A fight involving Xander at school is broken up by a huge scorpion. A new range of dolls turn out to be demonic. And Oz turns from cuteness to raving wolf. These are just some of the mini-stories found in this collection, which includes:

Dark Horse/Wizard #1/2 special

This story focuses on Xander. He is pushed around at School, Xander stands up to the challenge and later literally faces his demon.

Collected together a number of rarer Buffy comic stories previously printed in TV Guide, Dark Horse Extra, Wizard 1/2 Buffy the Vampire Slayer, and the Buffy Annual 1999.
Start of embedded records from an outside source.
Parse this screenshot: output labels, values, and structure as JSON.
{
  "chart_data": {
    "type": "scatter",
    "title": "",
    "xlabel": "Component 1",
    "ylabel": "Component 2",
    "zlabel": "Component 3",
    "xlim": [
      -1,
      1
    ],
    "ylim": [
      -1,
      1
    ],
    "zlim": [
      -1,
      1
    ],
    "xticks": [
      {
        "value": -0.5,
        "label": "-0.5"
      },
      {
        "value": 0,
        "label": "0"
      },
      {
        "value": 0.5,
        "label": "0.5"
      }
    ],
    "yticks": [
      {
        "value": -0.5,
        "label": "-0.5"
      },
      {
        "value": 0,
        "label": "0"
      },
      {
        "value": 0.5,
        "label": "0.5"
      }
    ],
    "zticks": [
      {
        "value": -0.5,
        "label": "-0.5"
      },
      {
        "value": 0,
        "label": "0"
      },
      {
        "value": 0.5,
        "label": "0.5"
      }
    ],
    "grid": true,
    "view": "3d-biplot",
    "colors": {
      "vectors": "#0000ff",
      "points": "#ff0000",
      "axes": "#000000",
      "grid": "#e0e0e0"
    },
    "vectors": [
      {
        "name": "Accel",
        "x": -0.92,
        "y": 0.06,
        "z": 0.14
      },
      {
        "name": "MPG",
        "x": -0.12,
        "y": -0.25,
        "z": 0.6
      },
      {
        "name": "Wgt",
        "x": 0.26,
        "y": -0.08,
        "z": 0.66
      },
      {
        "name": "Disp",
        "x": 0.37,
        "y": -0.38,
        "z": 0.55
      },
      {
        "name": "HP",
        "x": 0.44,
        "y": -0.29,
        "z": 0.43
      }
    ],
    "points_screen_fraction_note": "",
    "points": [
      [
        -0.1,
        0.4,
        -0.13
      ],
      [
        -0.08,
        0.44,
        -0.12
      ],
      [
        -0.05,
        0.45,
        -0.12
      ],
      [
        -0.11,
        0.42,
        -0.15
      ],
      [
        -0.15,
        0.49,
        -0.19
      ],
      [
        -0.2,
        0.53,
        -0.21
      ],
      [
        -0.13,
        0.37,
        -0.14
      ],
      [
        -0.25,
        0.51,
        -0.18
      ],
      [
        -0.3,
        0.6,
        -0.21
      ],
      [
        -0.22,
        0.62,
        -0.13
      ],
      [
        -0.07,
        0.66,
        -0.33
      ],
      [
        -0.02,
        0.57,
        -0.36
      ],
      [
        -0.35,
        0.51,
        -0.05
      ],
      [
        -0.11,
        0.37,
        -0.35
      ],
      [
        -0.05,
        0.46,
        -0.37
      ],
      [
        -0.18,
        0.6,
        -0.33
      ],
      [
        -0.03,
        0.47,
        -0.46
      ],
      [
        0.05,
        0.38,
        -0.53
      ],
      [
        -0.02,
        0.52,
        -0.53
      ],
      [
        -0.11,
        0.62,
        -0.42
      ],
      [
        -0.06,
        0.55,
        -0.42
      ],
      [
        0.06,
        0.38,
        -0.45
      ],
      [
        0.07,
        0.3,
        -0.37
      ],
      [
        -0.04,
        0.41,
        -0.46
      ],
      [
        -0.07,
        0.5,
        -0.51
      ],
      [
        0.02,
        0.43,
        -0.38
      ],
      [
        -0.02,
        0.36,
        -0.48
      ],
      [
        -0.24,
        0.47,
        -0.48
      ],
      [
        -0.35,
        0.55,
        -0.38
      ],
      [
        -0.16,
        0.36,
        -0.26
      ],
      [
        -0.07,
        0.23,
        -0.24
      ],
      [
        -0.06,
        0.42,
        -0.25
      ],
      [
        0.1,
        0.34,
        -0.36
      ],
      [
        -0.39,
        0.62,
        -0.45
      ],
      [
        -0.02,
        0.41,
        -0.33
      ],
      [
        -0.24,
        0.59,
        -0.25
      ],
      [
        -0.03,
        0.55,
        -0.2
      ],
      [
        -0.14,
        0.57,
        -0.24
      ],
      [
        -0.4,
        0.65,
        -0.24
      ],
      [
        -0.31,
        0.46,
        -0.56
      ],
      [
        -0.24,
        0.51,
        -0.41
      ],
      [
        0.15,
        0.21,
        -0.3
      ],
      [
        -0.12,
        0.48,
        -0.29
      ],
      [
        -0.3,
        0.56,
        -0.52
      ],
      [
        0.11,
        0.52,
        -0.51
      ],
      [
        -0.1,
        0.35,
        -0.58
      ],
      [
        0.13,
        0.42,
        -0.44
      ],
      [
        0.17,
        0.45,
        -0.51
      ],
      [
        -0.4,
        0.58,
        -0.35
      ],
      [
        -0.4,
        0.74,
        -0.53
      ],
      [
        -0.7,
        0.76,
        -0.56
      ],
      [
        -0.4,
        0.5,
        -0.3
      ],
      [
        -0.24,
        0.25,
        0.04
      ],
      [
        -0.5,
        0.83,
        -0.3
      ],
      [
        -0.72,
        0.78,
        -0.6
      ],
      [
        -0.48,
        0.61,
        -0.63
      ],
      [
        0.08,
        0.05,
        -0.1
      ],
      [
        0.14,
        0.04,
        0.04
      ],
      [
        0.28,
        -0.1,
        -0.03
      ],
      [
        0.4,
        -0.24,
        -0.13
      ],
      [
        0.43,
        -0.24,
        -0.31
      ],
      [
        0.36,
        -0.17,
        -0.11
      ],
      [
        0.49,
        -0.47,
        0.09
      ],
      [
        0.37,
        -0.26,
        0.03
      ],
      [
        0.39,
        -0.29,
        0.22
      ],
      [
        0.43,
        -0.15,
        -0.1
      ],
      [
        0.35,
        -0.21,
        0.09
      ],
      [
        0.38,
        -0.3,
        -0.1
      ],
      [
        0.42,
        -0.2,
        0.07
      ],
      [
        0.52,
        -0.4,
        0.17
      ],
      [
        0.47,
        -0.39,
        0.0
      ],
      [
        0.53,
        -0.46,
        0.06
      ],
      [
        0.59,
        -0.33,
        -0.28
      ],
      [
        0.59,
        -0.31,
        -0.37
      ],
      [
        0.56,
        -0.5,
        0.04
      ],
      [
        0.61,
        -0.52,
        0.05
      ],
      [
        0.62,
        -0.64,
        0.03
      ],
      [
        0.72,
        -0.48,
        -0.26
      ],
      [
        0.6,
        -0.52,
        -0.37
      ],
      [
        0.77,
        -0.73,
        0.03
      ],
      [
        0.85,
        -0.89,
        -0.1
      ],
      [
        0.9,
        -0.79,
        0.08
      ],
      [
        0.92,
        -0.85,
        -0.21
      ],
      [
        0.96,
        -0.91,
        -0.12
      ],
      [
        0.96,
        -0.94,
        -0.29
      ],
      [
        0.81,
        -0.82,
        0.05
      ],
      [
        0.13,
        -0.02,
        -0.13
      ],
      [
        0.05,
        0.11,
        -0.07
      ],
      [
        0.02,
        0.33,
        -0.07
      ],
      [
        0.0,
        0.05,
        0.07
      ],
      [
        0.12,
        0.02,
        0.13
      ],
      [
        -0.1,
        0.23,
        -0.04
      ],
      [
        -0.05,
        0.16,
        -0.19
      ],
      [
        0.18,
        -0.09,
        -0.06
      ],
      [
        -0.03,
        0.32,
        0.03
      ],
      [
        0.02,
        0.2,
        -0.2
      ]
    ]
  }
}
The Dark Horse/Wizard #1/2 special limited edition comic book was presented by Dark Horse Comics and Wizard Magazine and came with a certificate of authenticity.

Continuity
Supposed to be set in early Buffy Season 3.

Canonical issues

Buffy comics such as this one are not usually considered by fans as canonical. Some fans consider them stories from the imaginations of authors and artists, while other fans consider them as taking place in an alternative fictional reality. However unlike fan fiction, overviews summarising their story, written early in the writing process, were 'approved' by both Fox and Joss Whedon (or his office), and the books were therefore later published as officially Buffy merchandise.